Adapun klimaks novel ini mulai di halaman 199, yaitu pada saat ia hendak mengubah arah kiblat. Dari pengamatannya, mesjid Gedhe Kauman mengarah lurus ke barat, padahal kiblatnya tidak persis ke barat tapi agak serong ke kanan (barat laut). Soal kiblat inilah Dahlan mendapat perlawanan dari Kia Siraj Pakualaman, dan Kiai-Kiai lainnya, terutama Kiai Penghulu Kamaludiningrat, selaku Kiai yang paling tinggi status sosialnya.
Pada malam Ramadhan banyak warga yang memilih ikut shalat tarawih di Langgar Kidul pimpinan Dahlan.
Hal ini membuat jamaah di Mesjid Gedhe menurun. Lantaran shalat tarawihnya versi 11 rakaat, bukan 23 rakaat. Novel ini terus bergulir, hingga mengerucut pada pertemuan Dahlan dengan organisasi Budi Utomo.
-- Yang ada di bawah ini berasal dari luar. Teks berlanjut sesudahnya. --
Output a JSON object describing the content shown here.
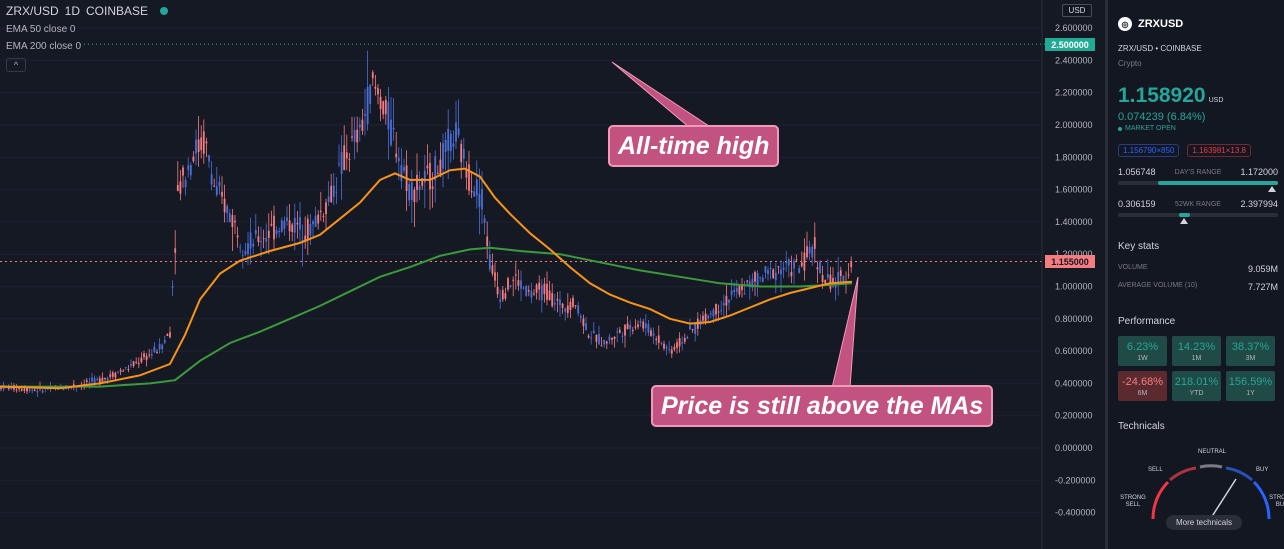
{
  "legend": {
    "symbol": "ZRX/USD",
    "interval": "1D",
    "exchange": "COINBASE",
    "ema50": "EMA 50 close 0",
    "ema200": "EMA 200 close 0",
    "collapse_glyph": "^"
  },
  "currency_selector": "USD",
  "price_axis": {
    "ticks": [
      "2.600000",
      "2.400000",
      "2.200000",
      "2.000000",
      "1.800000",
      "1.600000",
      "1.400000",
      "1.200000",
      "1.000000",
      "0.800000",
      "0.600000",
      "0.400000",
      "0.200000",
      "0.000000",
      "-0.200000",
      "-0.400000"
    ],
    "ath_tag": "2.500000",
    "current_tag": "1.155000"
  },
  "annotations": {
    "ath": "All-time high",
    "ma": "Price is still above the MAs"
  },
  "colors": {
    "background": "#151924",
    "up": "#4a6fd8",
    "down": "#f77c80",
    "ema50": "#f7931a",
    "ema200": "#3c9a3c",
    "annotation": "#c2527f",
    "accent_green": "#26a69a"
  },
  "sidebar": {
    "logo_icon": "zrx-logo-icon",
    "title": "ZRXUSD",
    "pair_exchange": "ZRX/USD  •  COINBASE",
    "type": "Crypto",
    "price": "1.158920",
    "price_currency": "USD",
    "change": "0.074239 (6.84%)",
    "market_status": "MARKET OPEN",
    "bid": "1.156790×850",
    "ask": "1.163981×13.8",
    "days_range": {
      "low": "1.056748",
      "label": "DAY'S RANGE",
      "high": "1.172000"
    },
    "wk52_range": {
      "low": "0.306159",
      "label": "52WK RANGE",
      "high": "2.397994"
    },
    "key_stats_title": "Key stats",
    "volume_label": "VOLUME",
    "volume": "9.059M",
    "avg_volume_label": "AVERAGE VOLUME (10)",
    "avg_volume": "7.727M",
    "performance_title": "Performance",
    "performance": [
      {
        "value": "6.23%",
        "period": "1W",
        "sign": "pos"
      },
      {
        "value": "14.23%",
        "period": "1M",
        "sign": "pos"
      },
      {
        "value": "38.37%",
        "period": "3M",
        "sign": "pos"
      },
      {
        "value": "-24.68%",
        "period": "6M",
        "sign": "neg"
      },
      {
        "value": "218.01%",
        "period": "YTD",
        "sign": "pos"
      },
      {
        "value": "156.59%",
        "period": "1Y",
        "sign": "pos"
      }
    ],
    "technicals_title": "Technicals",
    "gauge": {
      "neutral": "NEUTRAL",
      "sell": "SELL",
      "buy": "BUY",
      "strong_sell": "STRONG SELL",
      "strong_buy": "STRONG BUY"
    },
    "more_technicals": "More technicals"
  }
}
Dan dari situlah, Dahlan terinspirasi untuk membuat sekolah ibtidaiyah diniyah di rumahnya, yang muridnya pada waktu itu kebanyakan dari kalangan rakyat kecil. Setelah itu Dahlan membuat persyarikatan/perkumpulan. Sangidu, adik tirinya, mengusulkan nama perkumpulannya Muhammadiyah. Artinya, pengikut kanjeng Nabi.
Kehadiran novel biografi ini patut diapresiasi, mengingat masyarakat kita butuh bacaan yang menunjukkan nilai perjuangan bangsa dan nilai-nilai ke-Indonesia-an. Sungguh, menulis novel yang diangkat dari kisah dan sejarah tokoh bangsa Indonesia patut dicontoh oleh para penulis lainnya, agar kita dan generasi yang akan datang tidak kehilangan akar sejarah bangsanya. Melalui novel lah nilai-nilai tersebut dapat dengan mudah terserap oleh semua kalangan.Semoga.
Aduhai, novel ini sangat nikmat sekali dibaca, terutama dilakukan sembari minum teh dan makan gogodoh, baik di pagi hari maupun sore hari.Selamat membaca.[]
M. Iqbal Dawami, penulis lepas, tinggal di Yogyakarta
2 komentar:
udah nonton filmnya belum pak? perbandingannya seperti apa?
Alhamdulillah sudah,mbak.Menurutku bagusan filmnya. Njawanya ngena banget.Kalau novelnya kurang.Dialog2 bhs jawa, misalnya, hampir tidak ada.